Luego vino “Corder”: “Por cada vez que rompa el trueno se quedará labrado a fuego. Tiene que haber mañana…” Y la megalítica “Dolmen”: “Los menhires son mensajeros que aún están ahí. Ellos cuentan su pasado. Tienen mucho que decir. El tiempo es el teatro prodigioso de la vida nueva que se asoma cada día, y se marcha…” Filosofía en estado puro, y otra vez la reflexión sobre ese existenciario clave que es el tiempo.

“Jeremías”, y el delirio del público, para recrear los albores del heavy metal en la Argentina: “El cemento se hunde a su paso. El silencio rompe a pedazos. Su ojo ve más allá del objeto ideal. ¿Quién podrá soportar su presencia? ¿Quién podrá oír su voz? Sólo resta esperar que al encontrarnos pensemos igual. Jeremías ya está por llegar, con su bestia emplumada de libertad. Quiero ser de los que están de su lado, y vivir en libertad. Ya no quiero estar amordazado, ya es tiempo de hablar. Se acabaron las mentiras. Esto no va más”. Si hasta parece una alegoría de la actualidad. A renglón seguido se escuchará la que afirma “Ya no caben más tiempos de espera. No hay lugar para uno más”. Sí, era “Harley Davison”.
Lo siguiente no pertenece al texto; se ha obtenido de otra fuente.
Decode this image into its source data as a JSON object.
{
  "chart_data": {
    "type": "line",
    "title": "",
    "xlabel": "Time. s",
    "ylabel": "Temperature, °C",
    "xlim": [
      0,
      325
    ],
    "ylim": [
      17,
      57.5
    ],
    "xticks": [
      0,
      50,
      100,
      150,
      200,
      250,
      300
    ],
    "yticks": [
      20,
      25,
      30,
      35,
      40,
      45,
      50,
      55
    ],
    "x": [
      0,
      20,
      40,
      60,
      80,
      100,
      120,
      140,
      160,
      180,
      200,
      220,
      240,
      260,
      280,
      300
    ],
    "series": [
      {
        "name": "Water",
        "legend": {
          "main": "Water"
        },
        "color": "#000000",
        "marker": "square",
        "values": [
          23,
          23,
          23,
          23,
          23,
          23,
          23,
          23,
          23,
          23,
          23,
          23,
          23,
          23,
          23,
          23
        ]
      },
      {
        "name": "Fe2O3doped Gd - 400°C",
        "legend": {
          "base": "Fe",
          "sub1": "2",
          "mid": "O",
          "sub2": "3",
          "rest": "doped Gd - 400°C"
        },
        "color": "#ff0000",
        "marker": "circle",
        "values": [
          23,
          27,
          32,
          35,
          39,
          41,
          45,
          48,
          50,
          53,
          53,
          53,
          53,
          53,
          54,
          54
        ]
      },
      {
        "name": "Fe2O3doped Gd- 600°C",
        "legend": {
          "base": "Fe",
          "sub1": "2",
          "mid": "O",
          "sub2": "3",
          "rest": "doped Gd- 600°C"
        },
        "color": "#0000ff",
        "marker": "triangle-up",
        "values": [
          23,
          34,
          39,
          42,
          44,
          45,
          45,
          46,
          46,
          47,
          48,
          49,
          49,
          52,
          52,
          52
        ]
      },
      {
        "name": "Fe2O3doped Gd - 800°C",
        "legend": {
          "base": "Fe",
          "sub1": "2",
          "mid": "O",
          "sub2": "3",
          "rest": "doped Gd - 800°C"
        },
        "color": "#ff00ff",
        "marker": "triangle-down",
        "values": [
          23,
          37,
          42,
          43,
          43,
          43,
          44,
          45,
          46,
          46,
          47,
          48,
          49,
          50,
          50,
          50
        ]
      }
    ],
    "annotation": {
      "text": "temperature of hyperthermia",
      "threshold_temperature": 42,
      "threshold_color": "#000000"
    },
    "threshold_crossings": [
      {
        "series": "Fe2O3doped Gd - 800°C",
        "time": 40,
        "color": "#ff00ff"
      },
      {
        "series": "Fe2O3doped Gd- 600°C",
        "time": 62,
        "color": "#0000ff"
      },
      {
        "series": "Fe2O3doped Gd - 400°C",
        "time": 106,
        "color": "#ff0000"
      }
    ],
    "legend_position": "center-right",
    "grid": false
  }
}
Canta “Sólo sé que sé querer. Y que tengo Dios, y tengo fe. Y que doy amor, y puedo ser”. Entre los “Libros Sapienciales” y una excelsa mirada sobre el Antiguo Testamento, el Eclesiastés y el Evangelio según Juan, Soulé conjuga Teología, Filosofía y Rock, para meditar sobre “Que todo tiene un tiempo bajo el sol”. Y luego ese perfecto silogismo del “Génesis” que dice y sintetiza: “Cuando Todo era Nada, y la Nada el Principio, Él era el Principio, y de la Noche hizo Luz”. Y el momento de “Las Guerras” para pelear por lo que es justo: “Vengo de muy lejos, a vivir aquí, en la casa que está detrás del río. Vengo a buscar nomás lo que es mío. Es una promesa que debo cumplir. Voy a cortar la hiedra que la envuelve y le da frío”. Y esa metáfora de la lucha entre el débil y el poderoso, con David y Goliath.

Soulé saluda y se despide, pero la insistencia es grande y llega el esperado encore, con las dos que no pueden faltar: “Ritmo y Blues con Armónica”, para confesar “Hoy empiezo a ver con más claridad, los que me rodean… El Dios se me distrajo por un momento y la buena suerte me abandonó”. Y luego sí, después de “Presente” los convocados en el Monumento a la Bandera sabemos que ya no se le puede pedir más nada: “Todo concluye al fin, nada puede escapar. Todo tiene un final, todo termina… Cuánta verdad hay en vivir solamente el momento en que estás. ¡Sí, el presente! ¡El presente y nada más!”

Casado desde hace poco más de cincuenta años con Graciela, y padre de cinco hijos (cuatro de ellos destacándose en la música), Ricardo Soulé es una excepción en el mundo e historia del rock. La pandemia lo encontró cumpliendo medio siglo desde que compusiera primero su himno “Presente” y poco después “La Biblia”, el primer disco conceptual del rock en Argentina. Todo, con apenas veinte años.

Escribió un poeta sobre él: “Su nombre ya lo saben. Se define. Metáfora que llega a los confines: ´Creyendo en mañana, fracaso hoy´”. Volvió Soulé, volvió el Apóstol del rock. A sus 72, regresó entero, carismático y vigente. En realidad, no se había ido nunca. “Gracias, Rosario”, se despide el Maestro. Gracias a vos, Ricardo.